What are events?

What are events?

Events may seem simple, raise something and react somewhere, but as you dive deeper into event-driven architecture and start building solutions you soon realise that there is much more to events that you initially thought.

Events in Event Driven Architecture
Events in Event Driven Architecture

Understanding the core concepts, event types and exploring integration patterns with events can really help you understand events at a deeper level, which can help you when building event-driven solutions.

Immutable Facts

  • Events are immutable facts. Things that have happened that cannot be undone or changed.

  • Events are great a representing real-life scenarios. Events happen all the time, everywhere. The time you played that song, took the bin out, ordered something online, cooked food, at most situations events are happening.

Event Types

  • When you start, you may just be publishing any kind of event without much thought. This works initially but can lead you to problems with inconsistent events, poor event design, migration and much more.

  • Events come in many different sizes and patterns, many developers building event-driven solutions use various different event types based on their use case.

  • Examples of these are notification events (keeping contracts simple), event-carried state transfer (putting more information into the events), domain events(events representing your domain), delta events (events that give the difference between old and new), and many more…

Understanding these event types can help, and there are more resources below to dive deeper.

Integration Patterns

Integration patterns give us ways in which we can interact, consume and manipulate information before consumers get it.

  • Anti-corruption layer (ACL) is a popular pattern that engineers use to map consumed events into events/models that the consuming domain understands. For example consuming an OrderPlaced event within the Payment domain, the payment domain may want to map this event into a structure/schema that the payment domain understands.

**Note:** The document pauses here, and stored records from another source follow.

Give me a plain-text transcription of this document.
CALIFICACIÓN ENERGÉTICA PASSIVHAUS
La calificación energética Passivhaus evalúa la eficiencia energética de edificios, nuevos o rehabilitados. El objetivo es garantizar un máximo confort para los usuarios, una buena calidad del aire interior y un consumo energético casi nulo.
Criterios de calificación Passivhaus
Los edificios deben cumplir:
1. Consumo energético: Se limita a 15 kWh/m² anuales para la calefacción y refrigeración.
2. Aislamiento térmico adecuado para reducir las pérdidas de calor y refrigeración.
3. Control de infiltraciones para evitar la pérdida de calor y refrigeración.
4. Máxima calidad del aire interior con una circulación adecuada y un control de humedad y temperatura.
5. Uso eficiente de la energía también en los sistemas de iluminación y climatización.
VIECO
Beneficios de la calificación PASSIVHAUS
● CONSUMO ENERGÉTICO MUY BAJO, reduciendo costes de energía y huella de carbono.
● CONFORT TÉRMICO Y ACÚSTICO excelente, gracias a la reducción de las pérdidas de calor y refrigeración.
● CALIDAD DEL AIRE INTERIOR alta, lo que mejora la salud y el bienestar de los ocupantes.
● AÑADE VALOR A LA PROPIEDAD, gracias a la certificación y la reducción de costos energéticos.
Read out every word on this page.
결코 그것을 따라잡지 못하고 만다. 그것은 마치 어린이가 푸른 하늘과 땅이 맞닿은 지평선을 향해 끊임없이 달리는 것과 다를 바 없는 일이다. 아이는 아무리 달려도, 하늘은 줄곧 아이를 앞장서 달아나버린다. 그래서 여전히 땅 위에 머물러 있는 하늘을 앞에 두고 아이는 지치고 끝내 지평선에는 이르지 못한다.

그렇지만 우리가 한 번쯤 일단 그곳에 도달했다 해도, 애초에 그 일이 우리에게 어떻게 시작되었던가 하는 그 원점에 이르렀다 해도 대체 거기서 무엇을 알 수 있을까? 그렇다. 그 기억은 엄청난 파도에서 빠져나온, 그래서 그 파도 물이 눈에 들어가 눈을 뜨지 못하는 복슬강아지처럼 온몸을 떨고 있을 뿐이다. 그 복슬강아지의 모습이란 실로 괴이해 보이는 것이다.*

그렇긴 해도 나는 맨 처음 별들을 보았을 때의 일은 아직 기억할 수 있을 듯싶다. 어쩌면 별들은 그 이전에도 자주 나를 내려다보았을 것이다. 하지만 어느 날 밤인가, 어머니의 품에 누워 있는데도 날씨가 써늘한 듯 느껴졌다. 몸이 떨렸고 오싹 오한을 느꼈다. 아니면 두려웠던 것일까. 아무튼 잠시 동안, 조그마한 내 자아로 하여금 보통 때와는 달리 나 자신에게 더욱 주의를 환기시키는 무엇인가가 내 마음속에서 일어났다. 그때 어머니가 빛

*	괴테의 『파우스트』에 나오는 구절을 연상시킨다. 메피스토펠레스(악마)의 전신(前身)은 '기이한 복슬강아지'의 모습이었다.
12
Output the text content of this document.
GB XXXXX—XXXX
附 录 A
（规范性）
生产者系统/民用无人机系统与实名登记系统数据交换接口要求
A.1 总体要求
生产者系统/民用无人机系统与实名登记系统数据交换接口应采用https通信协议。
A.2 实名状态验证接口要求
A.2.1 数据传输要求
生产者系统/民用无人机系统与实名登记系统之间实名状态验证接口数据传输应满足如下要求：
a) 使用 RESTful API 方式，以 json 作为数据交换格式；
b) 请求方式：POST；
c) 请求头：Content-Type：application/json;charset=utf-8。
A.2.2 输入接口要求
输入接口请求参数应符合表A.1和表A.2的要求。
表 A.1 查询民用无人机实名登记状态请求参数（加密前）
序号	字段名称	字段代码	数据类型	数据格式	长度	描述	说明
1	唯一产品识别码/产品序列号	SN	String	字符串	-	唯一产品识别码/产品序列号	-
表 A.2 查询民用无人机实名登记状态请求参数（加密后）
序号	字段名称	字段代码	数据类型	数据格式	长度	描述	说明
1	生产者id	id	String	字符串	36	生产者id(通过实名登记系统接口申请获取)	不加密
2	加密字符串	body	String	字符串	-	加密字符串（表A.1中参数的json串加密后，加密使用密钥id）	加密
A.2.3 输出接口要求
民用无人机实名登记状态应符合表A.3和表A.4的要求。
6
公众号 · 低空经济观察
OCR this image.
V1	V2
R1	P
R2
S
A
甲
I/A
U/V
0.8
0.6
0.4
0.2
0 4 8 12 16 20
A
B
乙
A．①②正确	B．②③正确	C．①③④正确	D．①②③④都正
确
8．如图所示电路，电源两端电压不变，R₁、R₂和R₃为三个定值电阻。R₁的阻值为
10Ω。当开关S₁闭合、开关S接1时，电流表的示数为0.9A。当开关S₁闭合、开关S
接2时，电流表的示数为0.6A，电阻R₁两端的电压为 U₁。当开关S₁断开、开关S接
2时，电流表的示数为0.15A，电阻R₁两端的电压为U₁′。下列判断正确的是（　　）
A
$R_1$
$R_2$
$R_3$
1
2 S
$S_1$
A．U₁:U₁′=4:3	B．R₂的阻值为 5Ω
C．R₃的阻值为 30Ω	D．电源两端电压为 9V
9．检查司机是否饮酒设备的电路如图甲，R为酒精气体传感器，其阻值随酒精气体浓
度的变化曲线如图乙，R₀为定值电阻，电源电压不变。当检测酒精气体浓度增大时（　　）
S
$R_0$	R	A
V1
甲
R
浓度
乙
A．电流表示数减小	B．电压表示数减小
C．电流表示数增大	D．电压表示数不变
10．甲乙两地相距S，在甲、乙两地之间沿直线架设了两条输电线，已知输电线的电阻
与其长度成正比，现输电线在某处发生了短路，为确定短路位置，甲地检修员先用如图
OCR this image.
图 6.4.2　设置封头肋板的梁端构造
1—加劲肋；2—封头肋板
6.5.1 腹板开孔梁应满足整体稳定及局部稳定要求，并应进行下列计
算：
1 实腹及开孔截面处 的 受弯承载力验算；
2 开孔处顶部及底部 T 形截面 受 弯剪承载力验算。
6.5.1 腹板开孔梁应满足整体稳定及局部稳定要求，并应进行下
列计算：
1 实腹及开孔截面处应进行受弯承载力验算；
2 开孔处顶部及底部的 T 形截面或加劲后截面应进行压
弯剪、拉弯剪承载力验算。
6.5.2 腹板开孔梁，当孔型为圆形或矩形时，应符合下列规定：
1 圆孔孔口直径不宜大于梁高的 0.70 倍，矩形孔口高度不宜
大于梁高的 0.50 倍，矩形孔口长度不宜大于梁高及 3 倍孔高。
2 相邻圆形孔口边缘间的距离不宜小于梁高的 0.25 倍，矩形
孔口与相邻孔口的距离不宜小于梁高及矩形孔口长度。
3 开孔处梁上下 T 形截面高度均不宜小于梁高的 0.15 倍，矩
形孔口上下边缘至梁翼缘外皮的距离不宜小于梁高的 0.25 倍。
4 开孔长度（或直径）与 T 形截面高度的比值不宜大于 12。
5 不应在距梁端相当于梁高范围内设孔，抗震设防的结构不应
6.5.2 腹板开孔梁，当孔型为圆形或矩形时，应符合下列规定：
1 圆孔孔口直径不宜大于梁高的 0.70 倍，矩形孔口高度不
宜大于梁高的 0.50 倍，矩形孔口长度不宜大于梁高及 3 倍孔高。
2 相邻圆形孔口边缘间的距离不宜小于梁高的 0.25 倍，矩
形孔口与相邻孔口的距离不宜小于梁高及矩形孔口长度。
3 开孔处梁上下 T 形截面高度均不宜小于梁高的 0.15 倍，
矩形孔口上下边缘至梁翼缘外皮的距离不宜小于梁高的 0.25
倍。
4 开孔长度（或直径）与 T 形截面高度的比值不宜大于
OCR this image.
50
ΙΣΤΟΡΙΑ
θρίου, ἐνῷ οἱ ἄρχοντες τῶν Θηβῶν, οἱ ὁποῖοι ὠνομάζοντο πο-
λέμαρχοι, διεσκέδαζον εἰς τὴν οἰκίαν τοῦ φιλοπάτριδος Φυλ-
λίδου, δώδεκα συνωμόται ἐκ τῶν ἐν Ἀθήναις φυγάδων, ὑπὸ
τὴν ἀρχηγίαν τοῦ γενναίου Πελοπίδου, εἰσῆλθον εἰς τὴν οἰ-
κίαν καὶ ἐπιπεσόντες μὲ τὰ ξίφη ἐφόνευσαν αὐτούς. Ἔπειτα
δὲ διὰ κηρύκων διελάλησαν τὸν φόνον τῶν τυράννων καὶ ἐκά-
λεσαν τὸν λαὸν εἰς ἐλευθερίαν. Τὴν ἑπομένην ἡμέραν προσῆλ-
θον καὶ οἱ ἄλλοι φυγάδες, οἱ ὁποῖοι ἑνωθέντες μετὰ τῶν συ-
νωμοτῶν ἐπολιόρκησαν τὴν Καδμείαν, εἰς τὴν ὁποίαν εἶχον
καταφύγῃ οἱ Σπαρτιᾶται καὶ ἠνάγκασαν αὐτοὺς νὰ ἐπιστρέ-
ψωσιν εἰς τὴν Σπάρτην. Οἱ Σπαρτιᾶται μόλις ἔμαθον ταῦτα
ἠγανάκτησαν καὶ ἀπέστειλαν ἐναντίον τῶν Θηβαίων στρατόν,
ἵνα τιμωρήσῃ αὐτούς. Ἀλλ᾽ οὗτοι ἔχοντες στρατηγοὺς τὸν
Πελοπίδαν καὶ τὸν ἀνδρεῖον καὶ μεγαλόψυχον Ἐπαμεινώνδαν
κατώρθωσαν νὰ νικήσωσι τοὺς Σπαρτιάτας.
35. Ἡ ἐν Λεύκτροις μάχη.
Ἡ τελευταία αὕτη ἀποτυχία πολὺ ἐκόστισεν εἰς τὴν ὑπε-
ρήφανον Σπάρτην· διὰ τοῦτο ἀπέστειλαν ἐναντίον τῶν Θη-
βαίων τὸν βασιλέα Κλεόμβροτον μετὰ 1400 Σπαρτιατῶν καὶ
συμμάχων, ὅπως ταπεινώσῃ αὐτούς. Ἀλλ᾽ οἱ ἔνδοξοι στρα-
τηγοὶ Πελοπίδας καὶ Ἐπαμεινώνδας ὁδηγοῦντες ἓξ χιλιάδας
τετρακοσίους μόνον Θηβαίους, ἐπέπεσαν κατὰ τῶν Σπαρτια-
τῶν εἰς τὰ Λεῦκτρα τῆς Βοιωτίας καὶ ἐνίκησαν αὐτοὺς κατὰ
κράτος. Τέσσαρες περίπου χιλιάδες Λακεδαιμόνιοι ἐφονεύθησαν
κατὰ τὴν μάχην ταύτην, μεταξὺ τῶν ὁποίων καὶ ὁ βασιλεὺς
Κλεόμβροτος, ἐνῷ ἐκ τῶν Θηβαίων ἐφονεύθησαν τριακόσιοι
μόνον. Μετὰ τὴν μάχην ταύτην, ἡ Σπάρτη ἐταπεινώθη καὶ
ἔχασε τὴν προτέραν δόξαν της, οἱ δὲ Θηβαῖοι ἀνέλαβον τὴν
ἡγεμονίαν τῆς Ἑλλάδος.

  • Enrichment allows events to be enriched with information before downstream consumers consume them. This pattern allows producers to raise simple events, and consumers get information they may require even if it is not on the original event.

  • Conformist pattern is when consumers conform to events as they are. No enrichment, no mapping, nothing. They take the event and consume it. This can be great for domains that life close together, but be careful not to conform to implementation details exposed in events.

Enterprise Integration Patterns is a great resource to dive deeper into messaging integration patterns. Worth reading and re-reading.